Earlier that same date, two attacks had been made simultaneously by the enemy on outposts in the center regimental sector, where the 1st Marines had relieved the 7th on 10 March. At 0105 one CCF company struck in the vicinity of Hedy while a second lunged at Esther, about 1½ miles east. When a G/3/1 reconnaissance patrol operating forward of COP Esther observed enemy movement, the Marines pulled back to the outpost, alerting it to the impending attack. After a heavy incoming artillery barrage, the enemy assaulted the outpost, but when a three-hour effort failed to carry the position, the attackers withdrew.

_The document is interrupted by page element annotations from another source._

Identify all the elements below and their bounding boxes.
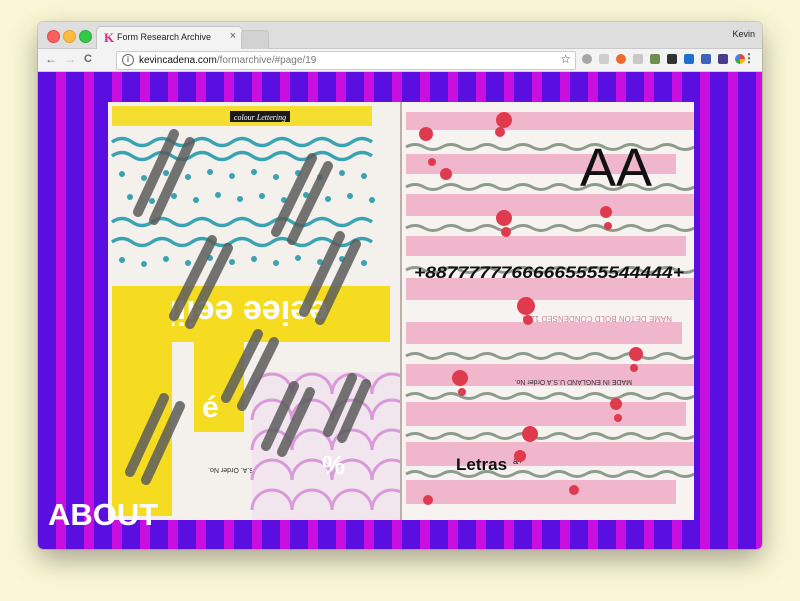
right-specimen-2-text: MADE IN ENGLAND U.S.A Order No. bbox=[514, 378, 632, 385]
extension-evernote-icon[interactable] bbox=[667, 54, 677, 64]
left-caption-text: S.A. Order No. bbox=[208, 466, 254, 473]
new-tab-button[interactable] bbox=[241, 30, 269, 49]
page-content: colour Lettering eeiee eeiiii é S.A. Ord… bbox=[38, 72, 762, 549]
extension-grey-icon[interactable] bbox=[599, 54, 609, 64]
extension-orange-icon[interactable] bbox=[616, 54, 626, 64]
browser-menu-icon[interactable]: ⋮ bbox=[743, 51, 755, 65]
extension-pen-icon[interactable] bbox=[650, 54, 660, 64]
extension-dark-blue-icon[interactable] bbox=[701, 54, 711, 64]
browser-window: K Form Research Archive × Kevin ← → C i … bbox=[38, 22, 762, 549]
right-specimen-1-text: NAME DETON BOLD CONDENSED 12-B bbox=[522, 314, 672, 323]
left-page-artwork: colour Lettering eeiee eeiiii é S.A. Ord… bbox=[110, 106, 400, 520]
close-window-button[interactable] bbox=[47, 30, 60, 43]
tab-close-icon[interactable]: × bbox=[230, 30, 236, 42]
right-heading-text: AA bbox=[580, 138, 652, 198]
extension-purple-icon[interactable] bbox=[718, 54, 728, 64]
browser-toolbar: ← → C i kevincadena.com/formarchive/#pag… bbox=[38, 49, 762, 72]
extension-cloud-icon[interactable] bbox=[582, 54, 592, 64]
left-heading-text: colour Lettering bbox=[234, 113, 286, 122]
url-host: kevincadena.com bbox=[139, 55, 217, 66]
right-word-text: Letras bbox=[456, 455, 507, 474]
book-page-right: AA +88777777666665555544444+ NAME DETON … bbox=[402, 102, 694, 520]
tab-title: Form Research Archive bbox=[117, 32, 212, 42]
tab-form-research-archive[interactable]: K Form Research Archive × bbox=[96, 26, 243, 49]
minimize-window-button[interactable] bbox=[63, 30, 76, 43]
right-numerals-text: +88777777666665555544444+ bbox=[414, 263, 684, 282]
profile-user-button[interactable]: Kevin bbox=[732, 29, 755, 39]
site-info-icon[interactable]: i bbox=[122, 54, 134, 66]
favicon-k-icon: K bbox=[104, 30, 115, 45]
url-path: /formarchive/#page/19 bbox=[216, 55, 317, 66]
url-text[interactable]: kevincadena.com/formarchive/#page/19 bbox=[139, 55, 316, 66]
title-bar: K Form Research Archive × Kevin bbox=[38, 22, 762, 49]
bookmark-star-icon[interactable]: ☆ bbox=[560, 52, 571, 66]
zoom-window-button[interactable] bbox=[79, 30, 92, 43]
left-percent-text: % bbox=[322, 450, 345, 480]
reload-icon[interactable]: C bbox=[84, 52, 92, 66]
left-accent-text: é bbox=[202, 391, 219, 424]
back-arrow-icon[interactable]: ← bbox=[45, 52, 57, 66]
forward-arrow-icon[interactable]: → bbox=[64, 52, 76, 66]
about-link[interactable]: ABOUT bbox=[48, 497, 158, 533]
extension-blue-icon[interactable] bbox=[684, 54, 694, 64]
right-page-artwork: AA +88777777666665555544444+ NAME DETON … bbox=[405, 112, 694, 505]
extension-box-icon[interactable] bbox=[633, 54, 643, 64]
address-bar[interactable]: i kevincadena.com/formarchive/#page/19 ☆ bbox=[116, 51, 576, 70]
book-page-left: colour Lettering eeiee eeiiii é S.A. Ord… bbox=[108, 102, 400, 520]
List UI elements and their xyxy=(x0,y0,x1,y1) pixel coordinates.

By that time the Chinese company which had hit COP Hedy had also broken off the attack.
Actually the fight in Captain Carl R. Gray’s Company H sector, to the rear of Hedy, was mainly at the MLR, for the Chinese indulged in merely a brief fire fight at the latter outpost, bypassing it in favor of a crack at JAMESTOWN. The main line of resistance failed to yield to the enemy thrust, which was supported by 2,400 rounds of mortar and artillery fire along the MLR and outposts.
After being thwarted by Hedy-Esther defenses, the enemy shifted his efforts westward to the 1st KMC area. The Korean regiment received the brunt of the enemy’s minor infantry probes immediately preceding the Nevada Cities battle. Late on 25 March a series of skirmishes broke out in the 1st Marines sector between one-or-two platoon size Chinese infantry forces and Marine outpost defenders. Following a quiet daylight spell on the 26th, the Chinese resumed the offensive with a probe at COP Dagmar. This coincided with what developed into a massive regimental assault unleashed against Carson, Reno, and Vegas, outposts in the 5th Marines sector, to the right. There Colonel Walt’s regiment would shortly be the target of the bloodiest Chinese attack to date on the 1st Marine Division in West Korea.